Polls suggest a majority of Americans support greater engagement with
Cuba. Last month, 55 senators sponsored legislation that would further
relax travel restrictions.
The opening has also led to modest changes in Cuba, with increased
revenue for small-business owners and Internet hot spots in Havana.
"I think Cubans in Cuba will be terribly disheartened" by the renewed
restrictions, said Carlos Gutierrez, who served as commerce secretary
under former President George W. Bush. "This decision will not play well
anywhere, except for in those very cloistered spots in South Florida
where Sen. Rubio and Mario Diaz-Balart have constituents."

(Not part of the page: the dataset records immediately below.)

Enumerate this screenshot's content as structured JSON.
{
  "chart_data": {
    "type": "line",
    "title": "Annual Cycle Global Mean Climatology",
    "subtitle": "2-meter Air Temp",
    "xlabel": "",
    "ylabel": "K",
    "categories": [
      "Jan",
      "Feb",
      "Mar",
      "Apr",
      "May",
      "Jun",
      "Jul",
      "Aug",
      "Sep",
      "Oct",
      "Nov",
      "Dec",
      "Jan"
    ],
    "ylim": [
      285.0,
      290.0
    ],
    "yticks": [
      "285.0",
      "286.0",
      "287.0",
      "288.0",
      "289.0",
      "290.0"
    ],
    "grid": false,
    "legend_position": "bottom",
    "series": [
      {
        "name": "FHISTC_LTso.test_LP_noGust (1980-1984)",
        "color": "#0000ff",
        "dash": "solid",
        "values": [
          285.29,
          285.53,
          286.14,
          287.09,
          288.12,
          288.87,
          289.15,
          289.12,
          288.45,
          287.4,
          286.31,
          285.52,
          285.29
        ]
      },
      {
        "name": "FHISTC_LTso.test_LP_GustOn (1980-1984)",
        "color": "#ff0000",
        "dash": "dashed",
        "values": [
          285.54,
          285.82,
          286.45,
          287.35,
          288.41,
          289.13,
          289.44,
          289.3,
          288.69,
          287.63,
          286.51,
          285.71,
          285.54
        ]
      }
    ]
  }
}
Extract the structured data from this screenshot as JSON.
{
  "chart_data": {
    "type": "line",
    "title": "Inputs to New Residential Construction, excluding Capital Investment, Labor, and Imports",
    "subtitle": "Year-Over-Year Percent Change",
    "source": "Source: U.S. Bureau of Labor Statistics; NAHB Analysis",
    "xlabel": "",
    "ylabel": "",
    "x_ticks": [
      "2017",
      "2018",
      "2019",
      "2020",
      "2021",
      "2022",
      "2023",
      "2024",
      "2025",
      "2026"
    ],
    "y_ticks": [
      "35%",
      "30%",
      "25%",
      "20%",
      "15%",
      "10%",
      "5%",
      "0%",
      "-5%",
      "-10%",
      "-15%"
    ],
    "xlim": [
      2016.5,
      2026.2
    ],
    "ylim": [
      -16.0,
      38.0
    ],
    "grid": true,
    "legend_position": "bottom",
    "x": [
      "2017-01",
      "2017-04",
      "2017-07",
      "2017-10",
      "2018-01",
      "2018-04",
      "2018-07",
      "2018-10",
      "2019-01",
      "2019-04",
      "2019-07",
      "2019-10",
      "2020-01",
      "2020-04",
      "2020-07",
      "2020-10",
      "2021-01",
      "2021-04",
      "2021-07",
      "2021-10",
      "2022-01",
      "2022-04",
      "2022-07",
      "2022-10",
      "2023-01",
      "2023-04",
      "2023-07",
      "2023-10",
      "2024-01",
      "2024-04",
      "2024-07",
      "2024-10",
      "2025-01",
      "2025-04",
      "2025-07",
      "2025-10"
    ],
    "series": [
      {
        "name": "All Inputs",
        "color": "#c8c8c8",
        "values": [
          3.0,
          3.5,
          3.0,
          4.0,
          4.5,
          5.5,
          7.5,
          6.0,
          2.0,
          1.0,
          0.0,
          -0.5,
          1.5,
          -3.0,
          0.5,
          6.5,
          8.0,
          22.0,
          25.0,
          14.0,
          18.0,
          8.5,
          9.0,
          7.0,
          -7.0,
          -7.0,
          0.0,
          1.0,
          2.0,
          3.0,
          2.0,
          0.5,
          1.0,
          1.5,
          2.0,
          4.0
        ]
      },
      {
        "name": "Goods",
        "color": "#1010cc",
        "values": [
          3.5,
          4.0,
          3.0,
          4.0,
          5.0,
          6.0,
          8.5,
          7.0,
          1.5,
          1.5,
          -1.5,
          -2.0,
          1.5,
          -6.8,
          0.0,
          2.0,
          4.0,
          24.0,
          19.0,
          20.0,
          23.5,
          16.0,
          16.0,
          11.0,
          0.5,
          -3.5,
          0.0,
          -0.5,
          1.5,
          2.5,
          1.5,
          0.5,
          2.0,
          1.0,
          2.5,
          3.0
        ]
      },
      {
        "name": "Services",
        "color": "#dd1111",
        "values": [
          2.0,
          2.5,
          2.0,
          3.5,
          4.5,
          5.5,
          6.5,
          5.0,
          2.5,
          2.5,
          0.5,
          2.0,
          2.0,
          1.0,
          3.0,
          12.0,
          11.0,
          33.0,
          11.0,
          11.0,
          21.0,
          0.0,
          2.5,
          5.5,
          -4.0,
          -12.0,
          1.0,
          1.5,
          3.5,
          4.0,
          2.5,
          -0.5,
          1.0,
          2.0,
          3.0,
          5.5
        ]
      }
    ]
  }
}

Shortly before Trump's inauguration, Rubio said in a statement that he
was heartened the new administration would reverse "the failed Cuba
policy of the last two years."
When the Obama administration policy was first rolled out in late 2014,
Rubio blasted the move.
"Just as when President Eisenhower severed diplomatic relations with
Cuba, the Castro family still controls the country, the economy and all
levers of power. This administration's attempts to loosen restrictions
on travel in recent years have only served to benefit the regime," he
said in a statement. "But most importantly, the regime's brutal
treatment of the Cuban people has continued unabated. Dissidents are
harassed, imprisoned and even killed."